Heparan sulfate proteoglycans
(HSPGs) are ubiquitous macromolecules associated with the cell surface and ECM
of a wide range of cells of vertebrate and invertebrate tissues. The basic HSPG
structure consists of a protein core to which several linear heparan sulfate
(HS) chains are covalently O-linked. Heparanase is an
endo-beta-D-glucuronidase involved in cleavage of HS side chains of HSPGs, and
hence participates in extracellular matrix degradation and remodeling. In the
present work we first investigated heparanase expression during human
development, examined at 10, 18 and 26 weeks of pregnancy. Heparanase
expression was found mainly in epithelial structures, including the intestine,
kidney, liver and respiratory epithelium of the trachea and lungs. In order to
investigate heparanase expression throughout embryogenesis, we took the
advantage of the avian model, applying immonohistochemical staining on chick and
quail embryos at different developmental stages. Heparanase was specifically
expressed in endothelial cells of all blood vessels, including the heart
endothelium, liver sinusoids, and lymphatics, throughout embryogenesis and up
to 10 days postnatal.

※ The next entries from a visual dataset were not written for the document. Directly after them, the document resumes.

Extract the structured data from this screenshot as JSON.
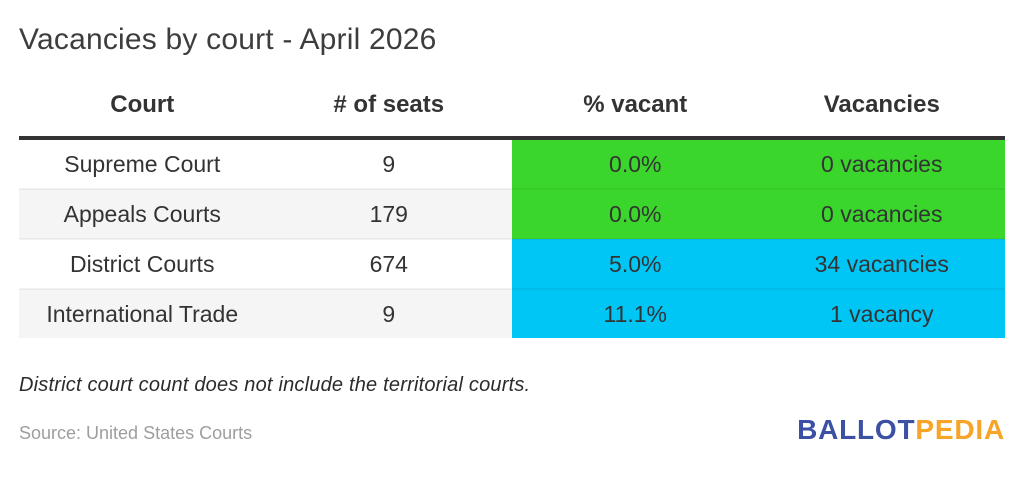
{
  "title": "Vacancies by court - April 2026",
  "table": {
    "columns": [
      "Court",
      "# of seats",
      "% vacant",
      "Vacancies"
    ],
    "rows": [
      {
        "court": "Supreme Court",
        "seats": "9",
        "pct_vacant": "0.0%",
        "vacancies": "0 vacancies",
        "status": "green"
      },
      {
        "court": "Appeals Courts",
        "seats": "179",
        "pct_vacant": "0.0%",
        "vacancies": "0 vacancies",
        "status": "green"
      },
      {
        "court": "District Courts",
        "seats": "674",
        "pct_vacant": "5.0%",
        "vacancies": "34 vacancies",
        "status": "blue"
      },
      {
        "court": "International Trade",
        "seats": "9",
        "pct_vacant": "11.1%",
        "vacancies": "1 vacancy",
        "status": "blue"
      }
    ]
  },
  "chart_data": {
    "type": "table",
    "title": "Vacancies by court - April 2026",
    "columns": [
      "Court",
      "# of seats",
      "% vacant",
      "Vacancies"
    ],
    "rows": [
      [
        "Supreme Court",
        9,
        "0.0%",
        "0 vacancies"
      ],
      [
        "Appeals Courts",
        179,
        "0.0%",
        "0 vacancies"
      ],
      [
        "District Courts",
        674,
        "5.0%",
        "34 vacancies"
      ],
      [
        "International Trade",
        9,
        "11.1%",
        "1 vacancy"
      ]
    ],
    "numeric": {
      "seats": [
        9,
        179,
        674,
        9
      ],
      "pct_vacant": [
        0.0,
        0.0,
        5.0,
        11.1
      ],
      "vacancy_counts": [
        0,
        0,
        34,
        1
      ]
    },
    "highlight_rule": "green = no vacancies, cyan = has vacancies; applied to '% vacant' and 'Vacancies' columns"
  },
  "colors": {
    "green": "#3ad62c",
    "blue": "#00c6f5",
    "stripe": "#f5f5f5",
    "logo_blue": "#3c50a4",
    "logo_orange": "#f7a428"
  },
  "footnote": "District court count does not include the territorial courts.",
  "source": "Source: United States Courts",
  "logo": {
    "part1": "BALLOT",
    "part2": "PEDIA"
  }
}
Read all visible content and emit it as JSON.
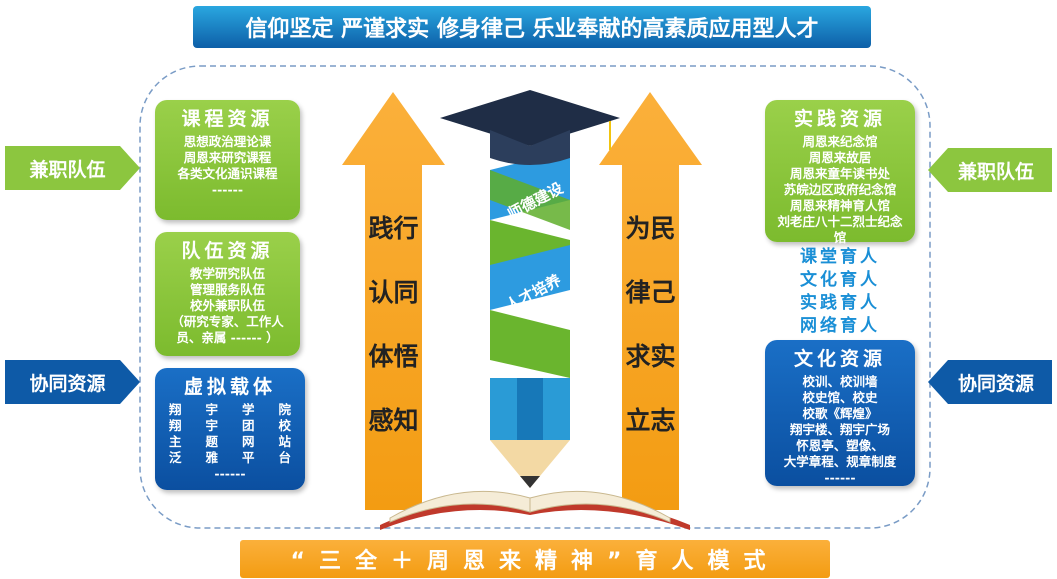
{
  "header": {
    "title": "信仰坚定 严谨求实 修身律己 乐业奉献的高素质应用型人才"
  },
  "footer": {
    "title": "“三全＋周恩来精神”育人模式"
  },
  "left_panels": [
    {
      "title": "课程资源",
      "items": [
        "思想政治理论课",
        "周恩来研究课程",
        "各类文化通识课程",
        "------"
      ]
    },
    {
      "title": "队伍资源",
      "items": [
        "教学研究队伍",
        "管理服务队伍",
        "校外兼职队伍",
        "（研究专家、工作人员、亲属 ------ ）"
      ]
    },
    {
      "title": "虚拟载体",
      "items": [
        "翔宇学院",
        "翔宇团校",
        "主题网站",
        "泛雅平台",
        "------"
      ]
    }
  ],
  "right_panels": [
    {
      "title": "实践资源",
      "items": [
        "周恩来纪念馆",
        "周恩来故居",
        "周恩来童年读书处",
        "苏皖边区政府纪念馆",
        "周恩来精神育人馆",
        "刘老庄八十二烈士纪念馆",
        "------"
      ]
    },
    {
      "title": "文化资源",
      "items": [
        "校训、校训墙",
        "校史馆、校史",
        "校歌《辉煌》",
        "翔宇楼、翔宇广场",
        "怀恩亭、塑像、",
        "大学章程、规章制度",
        "------"
      ]
    }
  ],
  "education_modes": [
    "课堂育人",
    "文化育人",
    "实践育人",
    "网络育人"
  ],
  "side_arrows": {
    "left": [
      "兼职队伍",
      "协同资源"
    ],
    "right": [
      "兼职队伍",
      "协同资源"
    ]
  },
  "center": {
    "left_arrow": [
      "践行",
      "认同",
      "体悟",
      "感知"
    ],
    "right_arrow": [
      "为民",
      "律己",
      "求实",
      "立志"
    ],
    "helix": [
      "师德建设",
      "人才培养"
    ]
  }
}
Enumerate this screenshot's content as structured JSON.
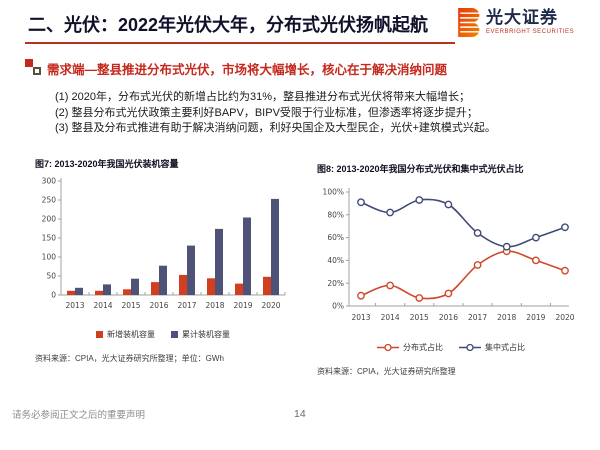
{
  "header": {
    "title": "二、光伏：2022年光伏大年，分布式光伏扬帆起航",
    "logo_text": "光大证券",
    "logo_subtext": "EVERBRIGHT SECURITIES"
  },
  "section": {
    "heading": "需求端—整县推进分布式光伏，市场将大幅增长，核心在于解决消纳问题",
    "points": [
      "(1) 2020年，分布式光伏的新增占比约为31%，整县推进分布式光伏将带来大幅增长；",
      "(2) 整县分布式光伏政策主要利好BAPV，BIPV受限于行业标准，但渗透率将逐步提升；",
      "(3) 整县及分布式推进有助于解决消纳问题，利好央国企及大型民企，光伏+建筑模式兴起。"
    ]
  },
  "figures": [
    {
      "title": "图7: 2013-2020年我国光伏装机容量",
      "source": "资料来源：CPIA，光大证券研究所整理；单位：GWh"
    },
    {
      "title": "图8: 2013-2020年我国分布式光伏和集中式光伏占比",
      "source": "资料来源：CPIA，光大证券研究所整理"
    }
  ],
  "chart_data": [
    {
      "type": "bar",
      "title": "图7: 2013-2020年我国光伏装机容量",
      "categories": [
        "2013",
        "2014",
        "2015",
        "2016",
        "2017",
        "2018",
        "2019",
        "2020"
      ],
      "series": [
        {
          "name": "新增装机容量",
          "color": "#d04020",
          "values": [
            11,
            11,
            15,
            34,
            53,
            44,
            30,
            48
          ]
        },
        {
          "name": "累计装机容量",
          "color": "#4e5277",
          "values": [
            19,
            28,
            43,
            77,
            130,
            174,
            204,
            253
          ]
        }
      ],
      "xlabel": "",
      "ylabel": "GWh",
      "ylim": [
        0,
        300
      ],
      "yticks": [
        0,
        50,
        100,
        150,
        200,
        250,
        300
      ],
      "grid": false,
      "legend_position": "bottom"
    },
    {
      "type": "line",
      "title": "图8: 2013-2020年我国分布式光伏和集中式光伏占比",
      "categories": [
        "2013",
        "2014",
        "2015",
        "2016",
        "2017",
        "2018",
        "2019",
        "2020"
      ],
      "series": [
        {
          "name": "分布式占比",
          "color": "#d0482a",
          "values": [
            9,
            18,
            7,
            11,
            36,
            48,
            40,
            31
          ]
        },
        {
          "name": "集中式占比",
          "color": "#414a78",
          "values": [
            91,
            82,
            93,
            89,
            64,
            52,
            60,
            69
          ]
        }
      ],
      "xlabel": "",
      "ylabel": "占比",
      "ylim": [
        0,
        100
      ],
      "yticks": [
        0,
        20,
        40,
        60,
        80,
        100
      ],
      "ytick_suffix": "%",
      "grid": false,
      "legend_position": "bottom",
      "marker": "open-circle",
      "smooth": true
    }
  ],
  "footer": {
    "disclaimer": "请务必参阅正文之后的重要声明",
    "page_number": "14"
  },
  "colors": {
    "accent_red": "#b5311f",
    "heading_red": "#c5281c",
    "bar_new": "#d04020",
    "bar_cumulative": "#4e5277",
    "line_distributed": "#d0482a",
    "line_centralized": "#414a78",
    "axis": "#a0a0a0",
    "tick_label": "#444444"
  }
}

In Xenopus embryos, heparanase ectopic expression
induced gastrulation defects, inhibition of DLMZ (Dorsal Latheral Marginal
Zone) elongation and reduction in muscle actin mRNA levels. BMP4 is a signaling
factor involved in neurogenesis and in mesoderm formation. In this study we
show that one mechanism by which heparanase may affect gastrulation is by
causing inappropriate BMP4 distribution in the embryo. We propose that
interference with BMP4 signaling is a potential way by which heparanase
activity affects gastrulation or embryogenic progression.